Живая, поразился тесть. Хотя, между нами, ничего удивительного. Такую холеру кулаком не возьмешь. По такой надо из танка — и то неизвестно, кто больше пострадает, она или танк.

— Заткнись, пожалуйста... — промычала Катя. — И без тебя башка трещит.

Ну, за башку это, конечно, нужно Петровичу спасибо сказать. У него удар правой — все равно, что Валуев со второго этажа на голову прыгнет. Семьсот килограммов, как в аптеке, и взвешивать не надо.

Ничего, она ему скажет спасибо. Потом. С глазу на глаз. А пока отлучится. Нехорошо ей что-то. И Катя пошла вон, слегка покачиваясь, как легковес после нокдауна. И ушла бы, не сомневайтесь, если бы Петрович ее не окликнул. Вилочку свою забыли, мадам. Какую вилочку, старый ты пес? Да вот эту, которая на полу лежит, вот она...
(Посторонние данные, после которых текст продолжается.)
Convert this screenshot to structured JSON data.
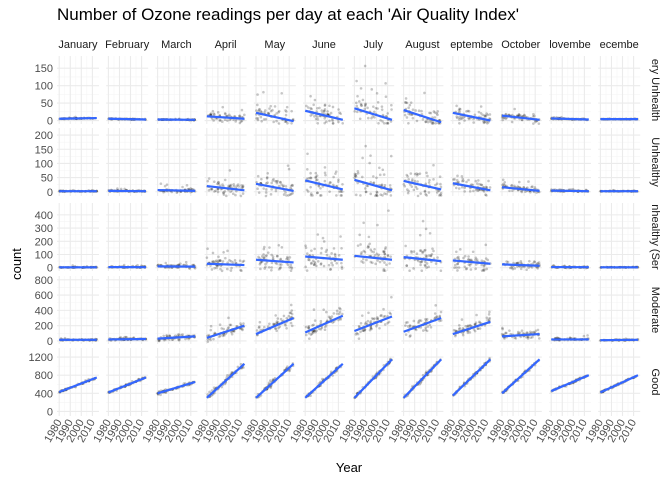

— Стой! — крикнули Катя и Женевьев вместе, закрывая головы руками.

Но стоять было поздно, Петрович уже взял трезубец в руки. И… ничего не произошло.

— Все живы? — спросила Женевьев спустя несколько секунд.

За всех не скажу, а лично он, Петрович, жив и здоров. Чего и вам желает. А это они что, из-за вилочки так перепугались, что ли?

— Это не вилочка, старый ты идиот! — простонала Катя.

Петрович в недоумении осмотрел предмет, который цепко держал своей стариковской лапой. Как же не вилочка, если на ложку совсем не похожа и тем более — на нож. Вилочка и есть, и нечего ему мозги парить в своих грязных и труднообъяснимых целях.

— Это трезубец Посейдона, — объяснила Женевьев. — Одно из самых мощных магических орудий… Но я не понимаю, Петрович. Он должен был тебя убить. Он убивает любого смертного, кто к нему прикоснется.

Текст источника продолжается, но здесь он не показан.